Google announced it will build two solar energy farms.
Internet giant Google announced Jan. 16 it plans to build a pair of large-scale solar energy farms to supply electricity to its new data centers in Tennessee and northern Alabama.
Located in Hollywood, Ala., and Yum Yum, Tenn., the solar farms will be able to produce around 150 megawatts each, the company said in a blog post.
The solar sites will be among the largest renewable energy projects in the Tennessee Valley region and the largest solar farms ever built for Google.
The electricity consumed by Google's data centers in Tennessee and Alabama will be matched with 100 percent renewable energy from day one, the company stated.

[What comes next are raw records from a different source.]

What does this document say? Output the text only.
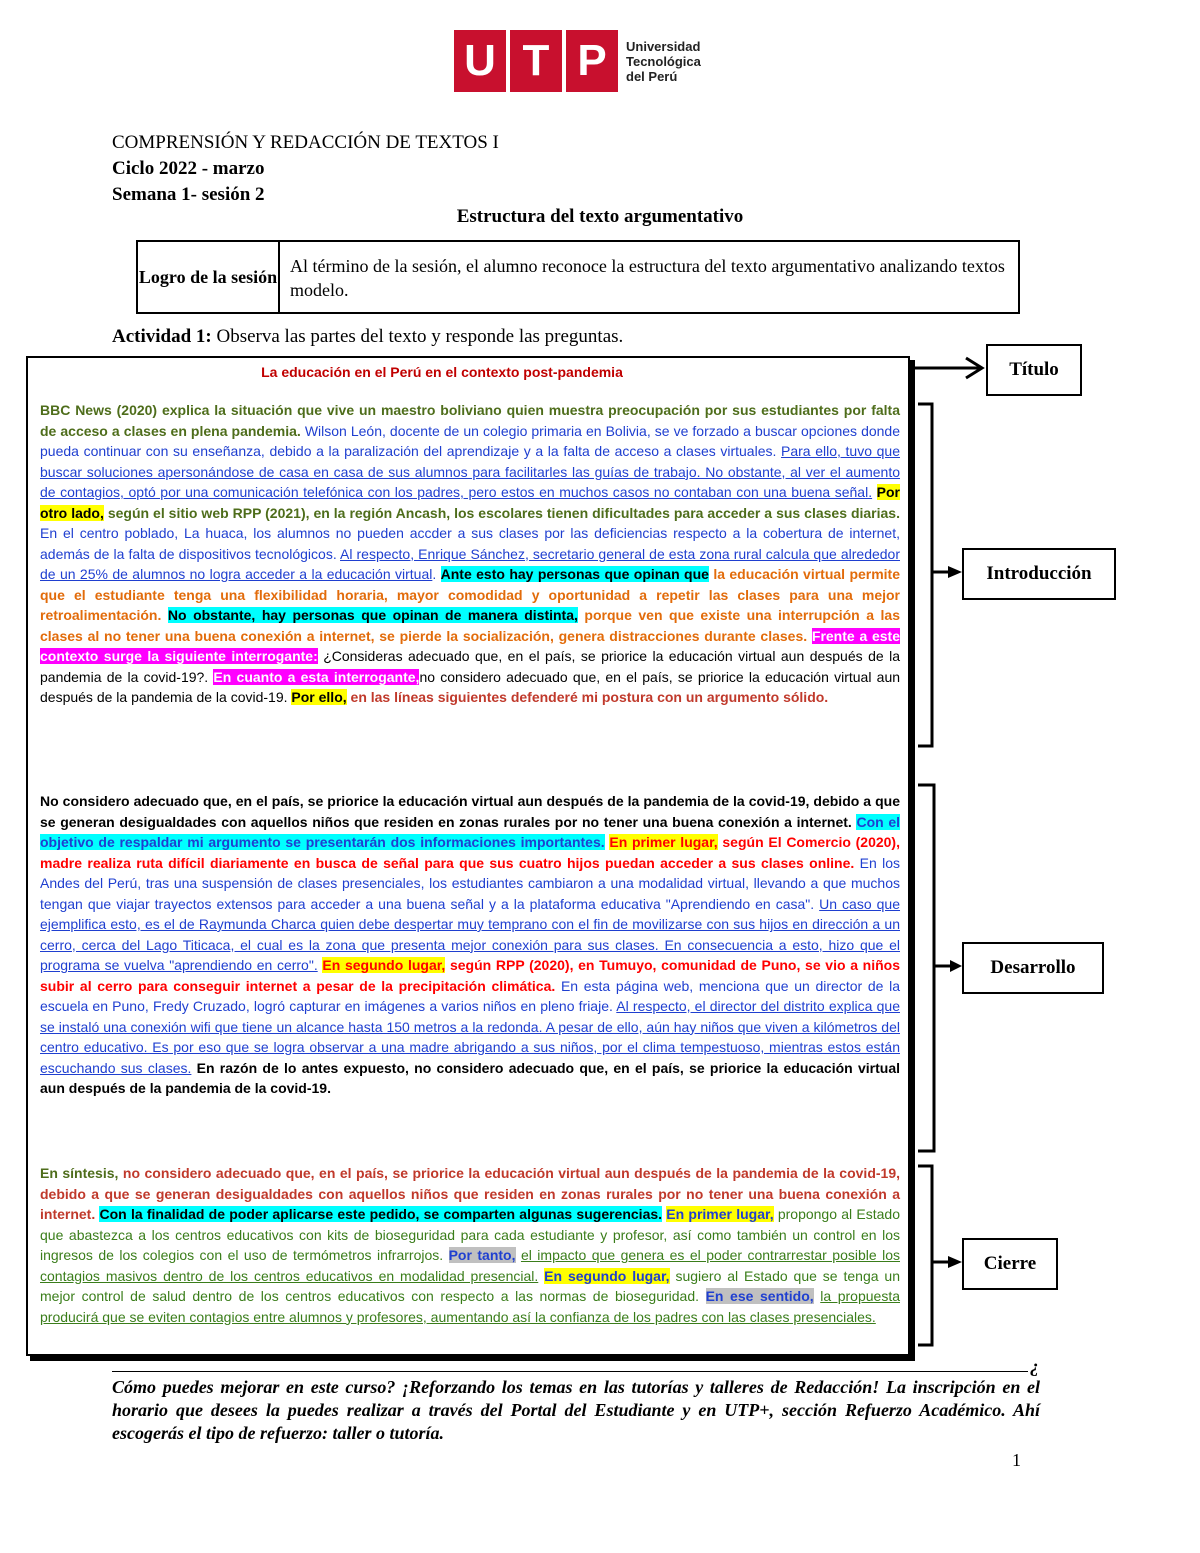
U T P	Universidad
Tecnológica
del Perú
COMPRENSIÓN Y REDACCIÓN DE TEXTOS I
Ciclo 2022 - marzo
Semana 1- sesión 2
Estructura del texto argumentativo
Logro de la sesión
Al término de la sesión, el alumno reconoce la estructura del texto argumentativo analizando textos modelo.
Actividad 1: Observa las partes del texto y responde las preguntas.
La educación en el Perú en el contexto post-pandemia
BBC News (2020) explica la situación que vive un maestro boliviano quien muestra preocupación por sus estudiantes por falta de acceso a clases en plena pandemia. Wilson León, docente de un colegio primaria en Bolivia, se ve forzado a buscar opciones donde pueda continuar con su enseñanza, debido a la paralización del aprendizaje y a la falta de acceso a clases virtuales. Para ello, tuvo que buscar soluciones apersonándose de casa en casa de sus alumnos para facilitarles las guías de trabajo. No obstante, al ver el aumento de contagios, optó por una comunicación telefónica con los padres, pero estos en muchos casos no contaban con una buena señal. Por otro lado, según el sitio web RPP (2021), en la región Ancash, los escolares tienen dificultades para acceder a sus clases diarias. En el centro poblado, La huaca, los alumnos no pueden accder a sus clases por las deficiencias respecto a la cobertura de internet, además de la falta de dispositivos tecnológicos. Al respecto, Enrique Sánchez, secretario general de esta zona rural calcula que alrededor de un 25% de alumnos no logra acceder a la educación virtual. Ante esto hay personas que opinan que la educación virtual permite que el estudiante tenga una flexibilidad horaria, mayor comodidad y oportunidad a repetir las clases para una mejor retroalimentación. No obstante, hay personas que opinan de manera distinta, porque ven que existe una interrupción a las clases al no tener una buena conexión a internet, se pierde la socialización, genera distracciones durante clases. Frente a este contexto surge la siguiente interrogante: ¿Consideras adecuado que, en el país, se priorice la educación virtual aun después de la pandemia de la covid-19?. En cuanto a esta interrogante,no considero adecuado que, en el país, se priorice la educación virtual aun después de la pandemia de la covid-19. Por ello, en las líneas siguientes defenderé mi postura con un argumento sólido.
No considero adecuado que, en el país, se priorice la educación virtual aun después de la pandemia de la covid-19, debido a que se generan desigualdades con aquellos niños que residen en zonas rurales por no tener una buena conexión a internet. Con el objetivo de respaldar mi argumento se presentarán dos informaciones importantes. En primer lugar, según El Comercio (2020), madre realiza ruta difícil diariamente en busca de señal para que sus cuatro hijos puedan acceder a sus clases online. En los Andes del Perú, tras una suspensión de clases presenciales, los estudiantes cambiaron a una modalidad virtual, llevando a que muchos tengan que viajar trayectos extensos para acceder a una buena señal y a la plataforma educativa "Aprendiendo en casa". Un caso que ejemplifica esto, es el de Raymunda Charca quien debe despertar muy temprano con el fin de movilizarse con sus hijos en dirección a un cerro, cerca del Lago Titicaca, el cual es la zona que presenta mejor conexión para sus clases. En consecuencia a esto, hizo que el programa se vuelva "aprendiendo en cerro". En segundo lugar, según RPP (2020), en Tumuyo, comunidad de Puno, se vio a niños subir al cerro para conseguir internet a pesar de la precipitación climática. En esta página web, menciona que un director de la escuela en Puno, Fredy Cruzado, logró capturar en imágenes a varios niños en pleno friaje. Al respecto, el director del distrito explica que se instaló una conexión wifi que tiene un alcance hasta 150 metros a la redonda. A pesar de ello, aún hay niños que viven a kilómetros del centro educativo. Es por eso que se logra observar a una madre abrigando a sus niños, por el clima tempestuoso, mientras estos están escuchando sus clases. En razón de lo antes expuesto, no considero adecuado que, en el país, se priorice la educación virtual aun después de la pandemia de la covid-19.
En síntesis, no considero adecuado que, en el país, se priorice la educación virtual aun después de la pandemia de la covid-19, debido a que se generan desigualdades con aquellos niños que residen en zonas rurales por no tener una buena conexión a internet. Con la finalidad de poder aplicarse este pedido, se comparten algunas sugerencias. En primer lugar, propongo al Estado que abastezca a los centros educativos con kits de bioseguridad para cada estudiante y profesor, así como también un control en los ingresos de los colegios con el uso de termómetros infrarrojos. Por tanto, el impacto que genera es el poder contrarrestar posible los contagios masivos dentro de los centros educativos en modalidad presencial. En segundo lugar, sugiero al Estado que se tenga un mejor control de salud dentro de los centros educativos con respecto a las normas de bioseguridad. En ese sentido, la propuesta producirá que se eviten contagios entre alumnos y profesores, aumentando así la confianza de los padres con las clases presenciales.
Título
Introducción
Desarrollo
Cierre
¿
Cómo puedes mejorar en este curso? ¡Reforzando los temas en las tutorías y talleres de Redacción! La inscripción en el horario que desees la puedes realizar a través del Portal del Estudiante y en UTP+, sección Refuerzo Académico. Ahí escogerás el tipo de refuerzo: taller o tutoría.
1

As part of a deal with the Tennessee Valley Authority (TVA), Google is planning to purchase the output of several new solar farms totaling 413 megawatts of power from 1.6 million solar panels — an amount equivalent to the combined output of 65,000 home rooftop solar systems, according to the post.
Due to the deployment of the panels, approximately 72 percent of Google's data center electricity use in Alabama and Tennessee will be matched on an hourly basis with carbon-free sources, compared with the status-quo regional grid mix that is 48 percent carbon-free, the company said.
The projection is based on 2017 TVA generation, power demand of a typical Google data center, and local solar resources.
The data centers are currently under construction.
Google also touted the solar farms' economic benefits to the region, saying the TVA's development partners — NextEra Energy Resources and Invenergy — will hire hundreds of workers, make long-term lease payments to property owners, and generate millions of dollars in economic activity and tax revenue for the broader community.
To date, Google's more than 30 long-term contract commitments to purchase renewable energy have resulted in nearly $5 billion in investment worldwide, the web post states.